Senado aprova regulamentação do teor de cacau em chocolates

Compartilhe
Foto: Rodrigo Pinheiro/ Agência Pará
Foto: Rodrigo Pinheiro/ Agência Pará

Chocolates e cacau em pó agora terão teores mínimos de pureza garantidos por lei. O Senado aprovou o PL 1.769/2019 em caráter de urgência. Com o aval dos senadores, a medida aguarda apenas a assinatura do presidente para entrar em vigor.

A proposta estabelece parâmetros, definições e características a serem observados na produção de derivados de cacau; determina o percentual mínimo de cacau nos chocolates; e exige que os rótulos desses produtos, tanto nacionais quanto importados, e embalagens e peças publicitárias informem o percentual total de cacau.

O texto final é um substitutivo apresentado pelo deputado Daniel Almeida (PCdoB-BA). O projeto original, de autoria do senador Zequinha Marinho (Podemos-PA), precisou retornar ao Plenário do Senado após sofrer modificações na Câmara. Nesta nova etapa, a proposta contou com o parecer favorável do relator, senador Angelo Coronel (Republicanos-BA).

Durante o debate, Coronel destacou que o projeto valoriza o produtor nacional e beneficia o setor agrícola em diversas escalas. Ele pontuou que a medida é estratégica para criar postos de trabalho nas zonas rurais e reduzir a necessidade de comprar cacau do exterior. Já Jaques Wagner, disse que o projeto socorrerá a lavoura, principalmente na Bahia, o maior produtor, e no Pará.

Percentuais

A proposta diferencia os derivados do cacau para fins de regulamentação. A massa ou licor vem das amêndoas moídas; a manteiga é a gordura separada desse processo; já os “sólidos totais” referem-se ao conjunto completo de ingredientes derivados do fruto (manteiga, massa e pó).

A Câmara retirou do texto do Senado a terminologia “amargo ou meio amargo”, no trecho que exige um mínimo de 35% de sólidos totais. Foi mantida, porém, a exigência de que um mínimo de 18% seja de manteiga de cacau e 14% sejam isentos de gordura. Incluiu-se ainda um limite de 5% para outras gorduras vegetais autorizadas.

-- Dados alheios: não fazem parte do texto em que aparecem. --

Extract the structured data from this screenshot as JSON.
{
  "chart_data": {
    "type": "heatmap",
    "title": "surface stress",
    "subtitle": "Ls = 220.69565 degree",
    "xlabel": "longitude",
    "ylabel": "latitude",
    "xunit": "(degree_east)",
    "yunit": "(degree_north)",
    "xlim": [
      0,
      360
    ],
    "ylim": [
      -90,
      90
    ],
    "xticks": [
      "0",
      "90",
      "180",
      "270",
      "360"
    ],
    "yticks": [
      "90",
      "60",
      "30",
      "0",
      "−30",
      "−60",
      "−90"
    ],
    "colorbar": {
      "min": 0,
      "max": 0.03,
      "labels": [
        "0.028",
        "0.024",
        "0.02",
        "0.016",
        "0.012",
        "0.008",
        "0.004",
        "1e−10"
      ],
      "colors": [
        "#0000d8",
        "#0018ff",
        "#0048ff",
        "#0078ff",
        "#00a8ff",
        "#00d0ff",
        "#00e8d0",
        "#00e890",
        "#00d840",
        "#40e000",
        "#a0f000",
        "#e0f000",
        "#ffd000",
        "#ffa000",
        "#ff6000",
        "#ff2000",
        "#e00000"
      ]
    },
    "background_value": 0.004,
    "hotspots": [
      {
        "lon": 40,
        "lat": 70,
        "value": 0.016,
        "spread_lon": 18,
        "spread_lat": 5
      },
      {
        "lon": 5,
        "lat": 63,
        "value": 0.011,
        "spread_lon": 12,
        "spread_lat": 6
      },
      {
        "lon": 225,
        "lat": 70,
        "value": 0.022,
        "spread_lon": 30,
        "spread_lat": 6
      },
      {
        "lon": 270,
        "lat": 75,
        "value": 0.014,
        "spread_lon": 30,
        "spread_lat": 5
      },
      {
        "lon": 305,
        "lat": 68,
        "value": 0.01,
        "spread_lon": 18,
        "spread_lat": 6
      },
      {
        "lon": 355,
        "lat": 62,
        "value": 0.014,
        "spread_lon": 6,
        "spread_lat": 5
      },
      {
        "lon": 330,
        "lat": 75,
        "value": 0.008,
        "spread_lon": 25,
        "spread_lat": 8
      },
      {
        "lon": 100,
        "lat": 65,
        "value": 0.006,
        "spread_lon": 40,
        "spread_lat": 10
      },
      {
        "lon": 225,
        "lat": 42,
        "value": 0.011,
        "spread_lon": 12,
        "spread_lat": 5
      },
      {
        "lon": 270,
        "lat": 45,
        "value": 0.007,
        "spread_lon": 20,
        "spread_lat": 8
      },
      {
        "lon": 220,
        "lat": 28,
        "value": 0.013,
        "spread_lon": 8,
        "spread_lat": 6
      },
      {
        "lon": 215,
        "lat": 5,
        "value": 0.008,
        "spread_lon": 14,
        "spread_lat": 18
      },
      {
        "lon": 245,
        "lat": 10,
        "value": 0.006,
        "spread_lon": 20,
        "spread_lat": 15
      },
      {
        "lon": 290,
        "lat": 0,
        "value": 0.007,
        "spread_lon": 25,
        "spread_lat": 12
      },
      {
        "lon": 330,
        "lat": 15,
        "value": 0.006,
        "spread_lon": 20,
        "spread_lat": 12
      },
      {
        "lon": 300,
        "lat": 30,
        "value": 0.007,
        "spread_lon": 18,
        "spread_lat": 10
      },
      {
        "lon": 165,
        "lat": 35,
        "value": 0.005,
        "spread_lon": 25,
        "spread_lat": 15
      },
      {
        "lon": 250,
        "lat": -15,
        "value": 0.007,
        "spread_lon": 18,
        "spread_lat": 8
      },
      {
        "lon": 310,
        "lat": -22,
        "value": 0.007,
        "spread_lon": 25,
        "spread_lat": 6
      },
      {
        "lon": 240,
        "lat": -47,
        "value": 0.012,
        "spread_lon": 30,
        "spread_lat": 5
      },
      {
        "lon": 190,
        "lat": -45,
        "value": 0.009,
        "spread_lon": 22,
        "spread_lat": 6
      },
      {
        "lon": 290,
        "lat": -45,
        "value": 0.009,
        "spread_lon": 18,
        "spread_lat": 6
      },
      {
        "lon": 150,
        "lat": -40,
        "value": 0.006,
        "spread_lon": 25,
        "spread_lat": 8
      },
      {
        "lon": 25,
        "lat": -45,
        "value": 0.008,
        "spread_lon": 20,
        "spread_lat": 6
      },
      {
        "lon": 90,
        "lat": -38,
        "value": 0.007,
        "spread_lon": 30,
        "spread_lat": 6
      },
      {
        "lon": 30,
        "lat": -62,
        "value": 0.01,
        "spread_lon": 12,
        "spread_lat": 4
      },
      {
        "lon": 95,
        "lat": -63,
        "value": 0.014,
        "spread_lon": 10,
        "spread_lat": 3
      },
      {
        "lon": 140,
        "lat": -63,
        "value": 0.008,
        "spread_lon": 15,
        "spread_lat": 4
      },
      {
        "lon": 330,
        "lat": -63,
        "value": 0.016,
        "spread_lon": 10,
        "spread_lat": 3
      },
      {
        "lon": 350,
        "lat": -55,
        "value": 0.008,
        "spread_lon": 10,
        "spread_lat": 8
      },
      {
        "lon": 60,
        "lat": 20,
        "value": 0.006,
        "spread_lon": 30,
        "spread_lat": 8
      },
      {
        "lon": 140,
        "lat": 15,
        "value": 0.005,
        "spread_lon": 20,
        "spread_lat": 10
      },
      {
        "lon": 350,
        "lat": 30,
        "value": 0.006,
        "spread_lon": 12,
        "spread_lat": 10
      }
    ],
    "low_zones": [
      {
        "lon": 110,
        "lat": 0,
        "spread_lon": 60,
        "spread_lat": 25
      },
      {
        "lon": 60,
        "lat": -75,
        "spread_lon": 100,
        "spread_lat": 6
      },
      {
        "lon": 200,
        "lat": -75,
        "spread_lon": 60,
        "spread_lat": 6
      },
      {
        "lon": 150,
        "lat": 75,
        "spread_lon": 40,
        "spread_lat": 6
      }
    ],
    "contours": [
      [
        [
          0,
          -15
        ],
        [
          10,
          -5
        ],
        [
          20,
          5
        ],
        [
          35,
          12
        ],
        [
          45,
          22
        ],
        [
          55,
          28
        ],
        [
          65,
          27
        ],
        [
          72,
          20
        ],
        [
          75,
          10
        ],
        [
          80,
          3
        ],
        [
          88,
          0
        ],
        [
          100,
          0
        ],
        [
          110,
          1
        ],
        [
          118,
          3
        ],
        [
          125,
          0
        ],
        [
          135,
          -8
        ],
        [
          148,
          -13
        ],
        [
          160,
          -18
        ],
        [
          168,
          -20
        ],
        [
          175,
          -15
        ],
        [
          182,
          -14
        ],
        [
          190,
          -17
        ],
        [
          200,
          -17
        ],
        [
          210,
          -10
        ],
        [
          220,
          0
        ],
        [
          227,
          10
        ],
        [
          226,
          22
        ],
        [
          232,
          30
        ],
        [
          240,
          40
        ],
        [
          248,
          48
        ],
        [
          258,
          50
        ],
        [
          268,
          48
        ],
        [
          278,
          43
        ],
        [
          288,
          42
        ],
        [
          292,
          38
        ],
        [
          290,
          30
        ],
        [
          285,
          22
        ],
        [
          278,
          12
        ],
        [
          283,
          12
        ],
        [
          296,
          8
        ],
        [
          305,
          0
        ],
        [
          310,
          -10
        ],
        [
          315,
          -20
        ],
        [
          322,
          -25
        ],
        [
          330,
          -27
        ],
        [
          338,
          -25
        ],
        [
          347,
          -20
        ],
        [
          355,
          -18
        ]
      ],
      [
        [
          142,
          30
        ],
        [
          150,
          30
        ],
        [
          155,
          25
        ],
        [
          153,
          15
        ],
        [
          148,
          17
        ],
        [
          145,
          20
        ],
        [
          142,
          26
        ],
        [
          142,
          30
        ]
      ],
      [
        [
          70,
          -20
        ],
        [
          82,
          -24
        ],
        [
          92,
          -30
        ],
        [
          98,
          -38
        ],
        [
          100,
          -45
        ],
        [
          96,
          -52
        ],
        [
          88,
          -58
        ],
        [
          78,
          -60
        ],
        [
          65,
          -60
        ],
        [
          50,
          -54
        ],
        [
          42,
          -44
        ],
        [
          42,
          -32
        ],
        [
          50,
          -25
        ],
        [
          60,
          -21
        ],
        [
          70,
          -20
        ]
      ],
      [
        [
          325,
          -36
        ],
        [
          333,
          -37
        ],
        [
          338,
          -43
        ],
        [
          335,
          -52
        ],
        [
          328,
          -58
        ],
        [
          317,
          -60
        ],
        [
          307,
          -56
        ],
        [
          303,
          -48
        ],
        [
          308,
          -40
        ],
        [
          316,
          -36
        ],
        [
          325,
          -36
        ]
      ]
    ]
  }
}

O projeto apresenta ainda as seguintes definições:

  • Cacau em pó: mínimo de 10% de manteiga de cacau, em relação à matéria seca, e, no máximo, 9% de umidade

  • Cacau solúvel: produto obtido do cacau em pó adicionado de ingredientes para solubilidade

  • Chocolate em pó: mínimo de 32% de sólidos totais de cacau

  • Chocolate ao leite: no mínimo 25% de sólidos totais de cacau e 14% de sólidos totais de leite ou derivados

  • Chocolate branco: no mínimo 20% de manteiga de cacau e 14% de sólidos totais de leite

  • Achocolatado, chocolate fantasia, chocolate composto, cobertura sabor chocolate ou cobertura sabor chocolate branco: mínimo de 15% de sólidos de cacau ou 15% de manteiga de cacau

De acordo com emenda do relator, não integram os sólidos totais de cacau as cascas, películas ou quaisquer outros subprodutos da amêndoa.

Os detalhes técnicos sobre como o teor de cacau deve ser informado serão definidos via decreto, dentro das balizas fixadas pela lei. Empresas que ignorarem as diretrizes poderão ser punidas conforme o Código de Defesa do Consumidor e normas sanitárias. O setor terá um prazo de 360 dias, a partir da publicação da lei, para se adequar às novas exigências.

Consumo

Dados da Organização das Nações Unidas para Agricultura e Alimentação (FAO) indicam que o Brasil é o sexto maior produtor de cacau do mundo. Bahia e Pará respondem por mais de 90% da produção brasileira.

O brasileiro está consumindo cada vez mais chocolate. Dados da Associação Brasileira da Indústria de Chocolates, Amendoim e Balas (Abicab), citados pelo relator, mostram que a penetração do produto nos domicílios subiu de 85,5% para quase 93% entre 2020 e 2024. Atualmente, cada cidadão consome, em média, cerca de 3,9 quilos do doce por ano.